In the fall of 2013, American conceptual artist Dan Graham and his partner artist Meiko Meguro traveled with writer Donatien Grau to Lucinges, France, to meet with renowned French writer Michel Butor at his home. Their informal, intimate and at times humorous conversation, transcribed in this slim pocket-sized book, ranges over the ideas influencing emerging artists and post-abstract expressionists of the 1960s. The interview is bookended with a brief introduction by French cultural critic Donatien Grau and a riff by artist-writer Paul McCarthy. One of the foremost innovators of postwar literature, writer-thinker Michel Butor redefined the novel with his book Second Thoughts (1957), and further developed new forms with Mobile (1962). The rigorous symmetries Butor s writing exemplified led Roland Barthes to praise him as an epitome of structuralism, but with a lyrical sensibility more akin to Baudelaire than Robbe-Grillet.
Michel Marie François Butor was born in Mons-en-Barœul, a suburb of Lille. He studied philosophy at the Sorbonne, graduating in 1947. He has taught in Egypt, Manchester, Thessaloniki, the United States, and Geneva. He has won many literary awards for his work, including the Prix Apollo, the Prix Fénéon; and the Prix Renaudot.
Journalists and critics have associated his novels with the nouveau roman, but Butor himself long resisted that association. The main point of similarity is a very general one, not much beyond that; like exponents of the nouveau roman, he can be described as an experimental writer. His best-known novel, La Modification, for instance, is written entirely in the second person. In his 1967 La critique et l'invention, he famously said that even the most literal quotation is already a kind of parody because of its "trans-contextualization."

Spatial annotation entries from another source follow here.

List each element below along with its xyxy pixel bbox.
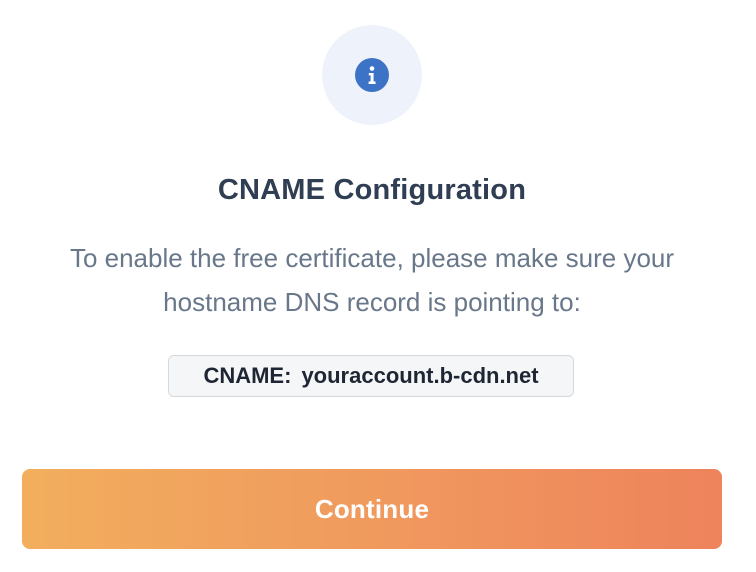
cname-config-dialog: CNAME Configuration To enable the free c… [0, 0, 756, 572]
message-line-2: hostname DNS record is pointing to: [163, 287, 581, 317]
message-line-1: To enable the free certificate, please m… [69, 243, 675, 273]
cname-record-box[interactable]: CNAME: youraccount.b-cdn.net [168, 355, 574, 397]
cname-record-value[interactable]: youraccount.b-cdn.net [301, 363, 538, 389]
dialog-title: CNAME Configuration [217, 174, 527, 206]
continue-button[interactable]: Continue [22, 469, 722, 549]
info-icon [355, 58, 389, 92]
cname-record-label: CNAME: [203, 363, 292, 388]
info-icon-badge [322, 25, 422, 125]
dialog-message: To enable the free certificate, please m… [0, 236, 744, 324]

For decades, he chose to work in other forms, from essays to poetry to artist's books to unclassifiable works like Mobile. Literature, painting and travel are subjects particularly dear to Butor. Part of the fascination of his writing is the way it combines the rigorous symmetries that led Roland Barthes to praise him as an epitome of structuralism (exemplified, for instance, by the architectural scheme of Passage de Milan or the calendrical structure of L'emploi du temps) with a lyrical sensibility more akin to Baudelaire than to Robbe-Grillet.